La situación actual de la actividad física en México revela un panorama preocupante que impacta directamente en la salud pública del país. Según estudios recientes, se proyecta que para el año 2030 más de ocho millones de casos nuevos de enfermedades crónicas no transmisibles, como hipertensión y depresión, podrían estar relacionados con la inactividad física, generando una carga económica significativa para el sistema de salud nacional.
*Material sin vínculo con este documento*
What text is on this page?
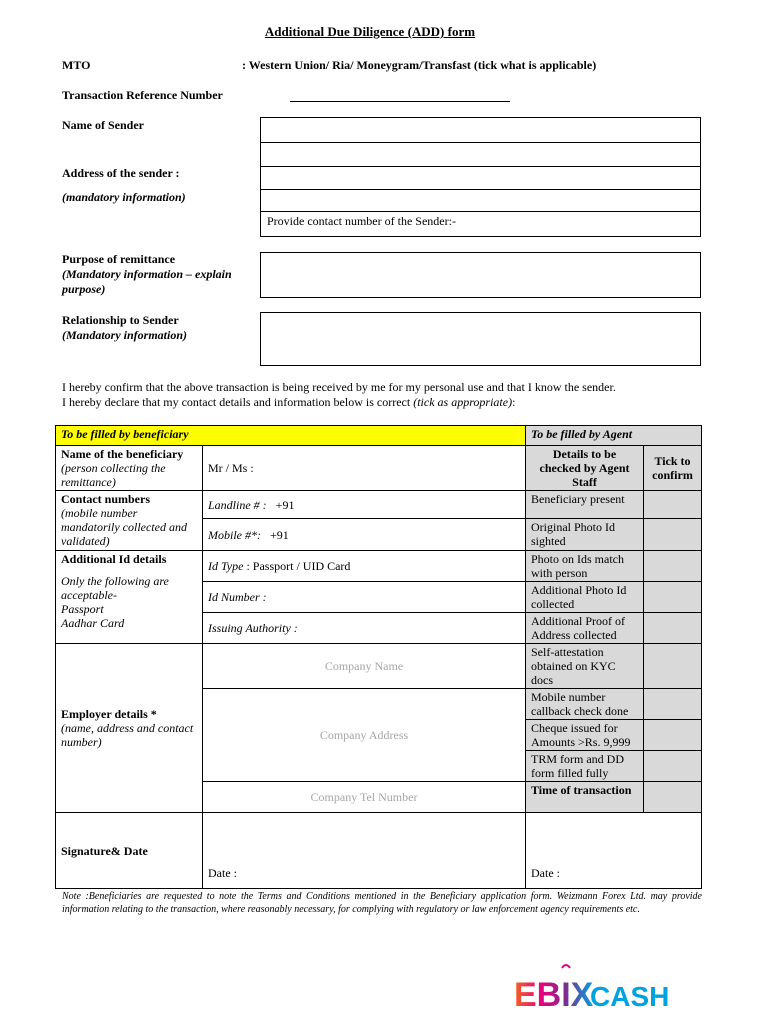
Additional Due Diligence (ADD) form
MTO	: Western Union/ Ria/ Moneygram/Transfast (tick what is applicable)
Transaction Reference Number
Name of Sender
Address of the sender :
(mandatory information)
Provide contact number of the Sender:-
Purpose of remittance
(Mandatory information – explain purpose)
Relationship to Sender
(Mandatory information)
I hereby confirm that the above transaction is being received by me for my personal use and that I know the sender.
I hereby declare that my contact details and information below is correct (tick as appropriate):
To be filled by beneficiary		To be filled by Agent	
Name of the beneficiary
(person collecting the remittance)	Mr / Ms :	Details to be checked by Agent Staff	Tick to confirm
Contact numbers
(mobile number mandatorily collected and validated)	Landline # : +91	Beneficiary present	
	Mobile #*: +91	Original Photo Id sighted	
Additional Id details

Only the following are acceptable-
Passport
Aadhar Card	Id Type : Passport / UID Card	Photo on Ids match with person	
	Id Number :	Additional Photo Id collected	
	Issuing Authority :	Additional Proof of Address collected	
Employer details *
(name, address and contact number)	Company Name	Self-attestation obtained on KYC docs	
	Company Address	Mobile number callback check done	
		Cheque issued for Amounts >Rs. 9,999	
		TRM form and DD form filled fully	
	Company Tel Number	Time of transaction	
Signature& Date	Date :	Date :	
Note :Beneficiaries are requested to note the Terms and Conditions mentioned in the Beneficiary application form. Weizmann Forex Ltd. may provide information relating to the transaction, where reasonably necessary, for complying with regulatory or law enforcement agency requirements etc.
EBIX
CASH
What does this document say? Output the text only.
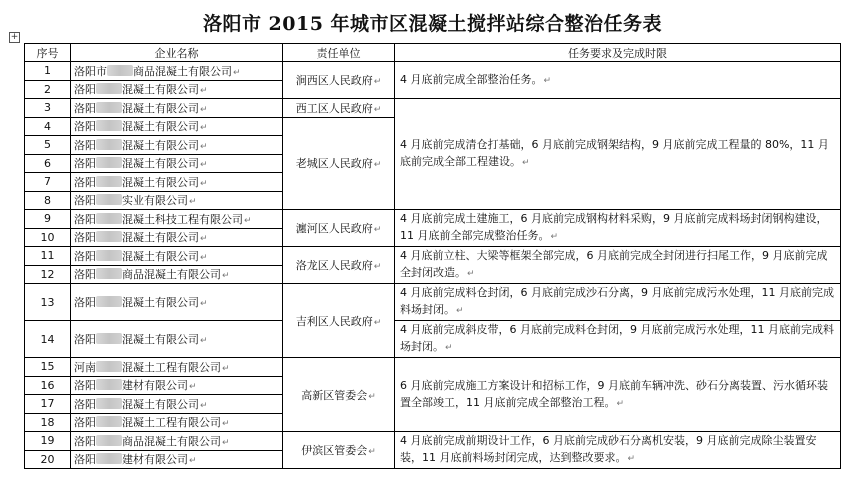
洛阳市 2015 年城市区混凝土搅拌站综合整治任务表
+
序号	企业名称	责任单位	任务要求及完成时限
1	洛阳市 商品混凝土有限公司↵	涧西区人民政府↵	4 月底前完成全部整治任务。↵
2	洛阳 混凝土有限公司↵		
3	洛阳 混凝土有限公司↵	西工区人民政府↵	4 月底前完成清仓打基础，6 月底前完成钢架结构，9 月底前完成工程量的 80%，11 月底前完成全部工程建设。↵
4	洛阳 混凝土有限公司↵	老城区人民政府↵	
5	洛阳 混凝土有限公司↵		
6	洛阳 混凝土有限公司↵		
7	洛阳 混凝土有限公司↵		
8	洛阳 实业有限公司↵		
9	洛阳 混凝土科技工程有限公司↵	瀍河区人民政府↵	4 月底前完成土建施工，6 月底前完成钢构材料采购，9 月底前完成料场封闭钢构建设，11 月底前全部完成整治任务。↵
10	洛阳 混凝土有限公司↵		
11	洛阳 混凝土有限公司↵	洛龙区人民政府↵	4 月底前立柱、大梁等框架全部完成，6 月底前完成全封闭进行扫尾工作，9 月底前完成全封闭改造。↵
12	洛阳 商品混凝土有限公司↵		
13	洛阳 混凝土有限公司↵	吉利区人民政府↵	4 月底前完成料仓封闭，6 月底前完成沙石分离，9 月底前完成污水处理，11 月底前完成料场封闭。↵
14	洛阳 混凝土有限公司↵		4 月底前完成斜皮带，6 月底前完成料仓封闭，9 月底前完成污水处理，11 月底前完成料场封闭。↵
15	河南 混凝土工程有限公司↵	高新区管委会↵	6 月底前完成施工方案设计和招标工作，9 月底前车辆冲洗、砂石分离装置、污水循环装置全部竣工，11 月底前完成全部整治工程。↵
16	洛阳 建材有限公司↵		
17	洛阳 混凝土有限公司↵		
18	洛阳 混凝土工程有限公司↵		
19	洛阳 商品混凝土有限公司↵	伊滨区管委会↵	4 月底前完成前期设计工作，6 月底前完成砂石分离机安装，9 月底前完成除尘装置安装，11 月底前料场封闭完成，达到整改要求。↵
20	洛阳 建材有限公司↵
La Organización Mundial de la Salud destaca que la falta de movimiento es uno de los principales factores de riesgo de mortalidad a nivel global, pues afecta aspectos físicos, psicológicos y sociales, comprometiendo la calidad de vida.
De acuerdo con datos del Módulo de Práctica Deportiva, solo alrededor del 41% de la población adulta en las principales ciudades mexicanas realiza actividad física suficiente para mantener una buena salud. A nivel de género, las mujeres son menos activas en su tiempo libre, con solo un 36.8% que cumple con las recomendaciones mínimas, incluso en edades avanzadas como los 55 años o más. La motivación principal para ejercitarse es la salud, seguida por la diversión y la estética, lo que demuestra la importancia del bienestar y las recomendaciones profesionales en la adopción de hábitos activos.
A pesar de la crítica común sobre la falta de espacios públicos adecuados para ejercitarse, la mayoría de quienes realizan actividades físicas consideran que existen instalaciones accesibles en los entornos urbanos, aunque un porcentaje significativo señala que las condiciones son deficientes. La disponibilidad de recursos en línea ha permitido que muchas personas puedan mantenerse activas sin salir de casa, con tutoriales y rutinas adaptadas a diferentes espacios y objetos cotidianos. Sin embargo, la construcción y mantenimiento de espacios públicos con personal capacitado para la práctica deportiva siguen siendo fundamentales para elevar las cifras de actividad física en el país.
Las principales razones por las que quienes dejan de practicar deporte son la falta de tiempo, problemas de salud y agotamiento laboral. En ese sentido, fomentar la actividad física requiere tanto acciones gubernamentales como una conciencia individual sobre la importancia de mantenerse en movimiento. La promoción de estilos de vida activos no solo contribuirá a mejorar la salud de la población, sino también a reducir la carga económica y social que implica la atención a enfermedades relacionadas con la inactividad.